Degrado, l’altro festival del cinema

Già tredici i video finora, centinaia le foto e lettere di denuncia. I romani, gente comune, pensionati, universitari, quelli della porta accanto, come si dice, stanno recapitando da giorni a Francesco Giro testimonianze dell’«altra Roma». Quella dello spaccio, dei bambini mendicanti ai semafori, delle risse notturne. Ieri il coordinatore regionale degli azzurri in una conferenza stampa in via dell’Umiltà, «ultimo atto sul caso Trastevere» assicura, ha rivelato questa coda inaspettata del video-choc di vicolo Bologna. «Fra i filmati che mi hanno mandato ce n’è uno - racconta - che mostra le prostitute che si cambiano d’abito e passeggiano davanti al cancello della Conferenza episcopale, in via Faggella. La stessa Sat2000, la tv satellitare della Cei, aveva mandato in onda tempo fa un video analogo. Ma nessuno al Comune ha alzato un dito. Dalla Cei ora stanno alzando un po’ di più il muro di recinzione per evitare lo spettacolo. Non hanno altra soluzione». Alcune lettere contengono vere e proprie denunce: «La gente le ha spedite al difensore civico, ai carabinieri, alla Procura - commenta Giro -, ma senza esito. Ora hanno sentito parlare del video, provano a mandarle a me. È la prova che la popolazione non trova risposta nelle istituzioni. Di queste foto e video faremo un dvd di denuncia».
Alla conferenza stampa hanno partecipato il coordinatore nazionale di Forza Italia, Sandro Bondi, e il vice-coordinatore Fabrizio Cicchitto. «L’iniziativa di Giro ha fatto cadere il delizioso altarino costruito in questi anni da Veltroni - dice Bondi -. Ma è possibile che chi è impegnato a diventare il leader nazionale del Pd continui a fare il sindaco di Roma? Forse sì, perché il sindaco vero non lo ha mai fatto. Ma ora basta. È ora che si dimetta». Cicchitto, invece, definisce «interessante» la sortita del segretario di Rc Smeriglio, che ha parlato di una Roma di sopra e una Roma di sotto: «Ma a Veltroni ormai non interessa più l’accordo politico con Rifondazione. Ciò che conta per lui sono i poteri forti, i rapporti con i grandi costruttori. Ormai è il vero erede della vecchia Dc di Sbardella», concude Cicchitto.

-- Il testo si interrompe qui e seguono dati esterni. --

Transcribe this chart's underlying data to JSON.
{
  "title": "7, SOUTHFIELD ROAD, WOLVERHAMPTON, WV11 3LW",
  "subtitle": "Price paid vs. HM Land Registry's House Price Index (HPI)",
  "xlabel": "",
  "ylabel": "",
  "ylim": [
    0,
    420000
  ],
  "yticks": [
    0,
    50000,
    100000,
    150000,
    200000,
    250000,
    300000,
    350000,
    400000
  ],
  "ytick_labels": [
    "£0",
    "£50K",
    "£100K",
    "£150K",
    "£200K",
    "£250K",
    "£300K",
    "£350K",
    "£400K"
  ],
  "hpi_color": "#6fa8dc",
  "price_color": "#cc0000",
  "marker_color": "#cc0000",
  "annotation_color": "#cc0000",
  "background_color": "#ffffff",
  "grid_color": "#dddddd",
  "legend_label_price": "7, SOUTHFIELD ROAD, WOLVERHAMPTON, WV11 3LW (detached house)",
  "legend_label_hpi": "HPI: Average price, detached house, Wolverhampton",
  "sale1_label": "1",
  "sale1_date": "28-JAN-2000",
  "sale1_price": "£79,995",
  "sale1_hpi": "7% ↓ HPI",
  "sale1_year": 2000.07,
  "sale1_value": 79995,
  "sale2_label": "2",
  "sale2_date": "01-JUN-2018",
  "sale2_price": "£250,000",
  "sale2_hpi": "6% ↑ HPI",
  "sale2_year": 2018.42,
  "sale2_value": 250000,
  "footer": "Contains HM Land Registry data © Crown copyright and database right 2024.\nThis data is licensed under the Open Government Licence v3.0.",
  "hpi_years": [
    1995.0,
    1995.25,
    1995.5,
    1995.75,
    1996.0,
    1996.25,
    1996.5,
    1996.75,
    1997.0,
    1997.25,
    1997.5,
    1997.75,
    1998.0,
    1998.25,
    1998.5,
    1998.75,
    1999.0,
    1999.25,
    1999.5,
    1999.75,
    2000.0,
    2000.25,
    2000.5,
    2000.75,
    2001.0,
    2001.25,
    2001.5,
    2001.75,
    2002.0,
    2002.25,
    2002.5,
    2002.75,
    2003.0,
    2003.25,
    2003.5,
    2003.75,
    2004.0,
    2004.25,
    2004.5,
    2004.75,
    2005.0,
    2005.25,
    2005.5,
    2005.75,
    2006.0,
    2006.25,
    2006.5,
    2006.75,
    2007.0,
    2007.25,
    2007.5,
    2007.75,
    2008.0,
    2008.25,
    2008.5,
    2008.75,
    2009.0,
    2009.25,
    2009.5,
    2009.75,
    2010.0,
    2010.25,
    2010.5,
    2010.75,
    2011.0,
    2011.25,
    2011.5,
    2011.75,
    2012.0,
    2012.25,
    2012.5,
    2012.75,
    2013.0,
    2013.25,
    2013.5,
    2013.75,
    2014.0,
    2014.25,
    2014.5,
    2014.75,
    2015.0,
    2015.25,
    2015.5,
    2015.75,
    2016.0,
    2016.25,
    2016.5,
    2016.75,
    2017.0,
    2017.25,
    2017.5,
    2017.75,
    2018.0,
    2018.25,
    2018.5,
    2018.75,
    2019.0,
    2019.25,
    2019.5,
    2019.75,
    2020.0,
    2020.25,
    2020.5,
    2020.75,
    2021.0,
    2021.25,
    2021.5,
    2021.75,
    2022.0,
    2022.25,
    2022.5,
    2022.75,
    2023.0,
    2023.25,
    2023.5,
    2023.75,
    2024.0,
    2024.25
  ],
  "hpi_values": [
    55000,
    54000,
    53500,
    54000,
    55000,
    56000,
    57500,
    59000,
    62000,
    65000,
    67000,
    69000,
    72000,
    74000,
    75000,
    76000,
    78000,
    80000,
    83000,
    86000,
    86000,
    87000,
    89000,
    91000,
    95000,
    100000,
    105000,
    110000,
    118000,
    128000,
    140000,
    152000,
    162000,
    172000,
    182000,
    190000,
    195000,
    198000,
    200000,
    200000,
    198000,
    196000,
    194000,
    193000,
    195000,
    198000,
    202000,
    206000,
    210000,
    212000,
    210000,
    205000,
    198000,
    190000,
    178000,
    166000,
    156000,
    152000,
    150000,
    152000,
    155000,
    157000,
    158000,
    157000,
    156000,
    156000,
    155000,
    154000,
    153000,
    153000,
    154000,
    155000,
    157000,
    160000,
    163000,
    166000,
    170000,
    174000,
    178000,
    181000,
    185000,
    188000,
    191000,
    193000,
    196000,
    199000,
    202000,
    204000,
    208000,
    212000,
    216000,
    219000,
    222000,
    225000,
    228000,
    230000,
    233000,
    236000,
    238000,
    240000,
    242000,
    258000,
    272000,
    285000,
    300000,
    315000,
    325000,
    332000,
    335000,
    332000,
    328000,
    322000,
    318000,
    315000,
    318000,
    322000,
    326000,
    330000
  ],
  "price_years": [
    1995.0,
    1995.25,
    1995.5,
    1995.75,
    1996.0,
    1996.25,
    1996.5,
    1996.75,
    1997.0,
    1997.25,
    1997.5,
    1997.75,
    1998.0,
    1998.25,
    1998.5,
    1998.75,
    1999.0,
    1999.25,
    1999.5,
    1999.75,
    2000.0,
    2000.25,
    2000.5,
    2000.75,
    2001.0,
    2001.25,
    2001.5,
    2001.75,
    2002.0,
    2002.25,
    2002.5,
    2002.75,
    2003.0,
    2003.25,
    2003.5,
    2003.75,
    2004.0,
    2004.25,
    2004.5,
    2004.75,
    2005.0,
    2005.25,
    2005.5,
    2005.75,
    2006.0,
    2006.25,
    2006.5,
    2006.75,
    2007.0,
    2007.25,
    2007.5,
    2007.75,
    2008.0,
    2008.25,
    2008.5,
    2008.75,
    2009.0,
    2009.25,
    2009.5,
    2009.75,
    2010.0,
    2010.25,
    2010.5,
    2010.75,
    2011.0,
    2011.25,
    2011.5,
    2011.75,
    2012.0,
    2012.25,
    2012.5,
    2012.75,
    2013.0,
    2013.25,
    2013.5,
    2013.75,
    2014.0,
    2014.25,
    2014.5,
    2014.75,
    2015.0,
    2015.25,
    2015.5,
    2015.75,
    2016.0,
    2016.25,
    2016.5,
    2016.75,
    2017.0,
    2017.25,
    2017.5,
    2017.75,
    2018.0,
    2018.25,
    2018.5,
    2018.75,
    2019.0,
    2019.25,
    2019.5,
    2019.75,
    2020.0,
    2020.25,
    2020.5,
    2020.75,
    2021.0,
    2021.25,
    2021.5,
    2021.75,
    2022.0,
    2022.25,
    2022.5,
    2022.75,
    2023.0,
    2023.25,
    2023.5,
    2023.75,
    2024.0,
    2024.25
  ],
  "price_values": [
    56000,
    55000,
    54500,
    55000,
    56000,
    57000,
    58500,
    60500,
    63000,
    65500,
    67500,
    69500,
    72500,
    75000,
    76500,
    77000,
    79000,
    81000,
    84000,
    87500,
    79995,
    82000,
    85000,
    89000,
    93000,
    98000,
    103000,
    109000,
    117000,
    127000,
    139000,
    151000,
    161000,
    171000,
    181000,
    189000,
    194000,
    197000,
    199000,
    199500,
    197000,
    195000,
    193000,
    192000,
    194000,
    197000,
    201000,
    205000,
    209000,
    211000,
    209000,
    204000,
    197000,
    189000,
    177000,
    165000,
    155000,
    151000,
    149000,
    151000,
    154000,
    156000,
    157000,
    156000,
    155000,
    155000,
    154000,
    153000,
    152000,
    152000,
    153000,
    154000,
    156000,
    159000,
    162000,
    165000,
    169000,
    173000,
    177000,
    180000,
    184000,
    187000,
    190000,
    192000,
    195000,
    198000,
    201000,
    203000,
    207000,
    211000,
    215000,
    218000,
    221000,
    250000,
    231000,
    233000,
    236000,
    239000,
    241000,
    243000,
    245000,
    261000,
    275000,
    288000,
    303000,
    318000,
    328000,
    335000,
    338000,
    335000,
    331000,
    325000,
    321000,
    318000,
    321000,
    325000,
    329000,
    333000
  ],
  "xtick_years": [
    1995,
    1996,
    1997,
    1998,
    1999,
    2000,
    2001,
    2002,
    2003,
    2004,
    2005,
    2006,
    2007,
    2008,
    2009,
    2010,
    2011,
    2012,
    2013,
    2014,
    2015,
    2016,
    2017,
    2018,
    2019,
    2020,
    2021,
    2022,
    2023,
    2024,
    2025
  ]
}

Tornando sul caso-Trastevere, Giro ha annunciato che i suoi avvocati stanno ultimando la lettera di diffida da inviare a Veltroni «per evitare che la mia credibilità e sicurezza possano essere in futuro lese da dichiarazioni infondate del sindaco». La diffida dovrebbe partire alla volta del Campidoglio già stamattina. Poi Giro conferma di aver già preso un’altra casa in affitto, in attesa di comprarne una lontana dal rione. Infine, una frecciata all’ex prefetto Serra: «Il nuovo prefetto Carlo Mosca, che conosco da anni, e che incontrerò fra qualche giorno, mi ha fatto una lunga telefonata. E alla fine su Trastevere mi ha detto: “Hai fatto il tuo dovere di cittadino”. Serra invece mi aveva liquidato così: “Abbiamo le mani legate”. Ma Serra è lo stesso che a ottobre, nel comitato su Trastevere, ha puntato il dito solo sui punkabbestia e sulla Comunità di Sant’Egidio, per i pasti caldi consumati per strada. Punto e basta». E lo spaccio, i furti? E le denunce dei cittadini? Non pervenute.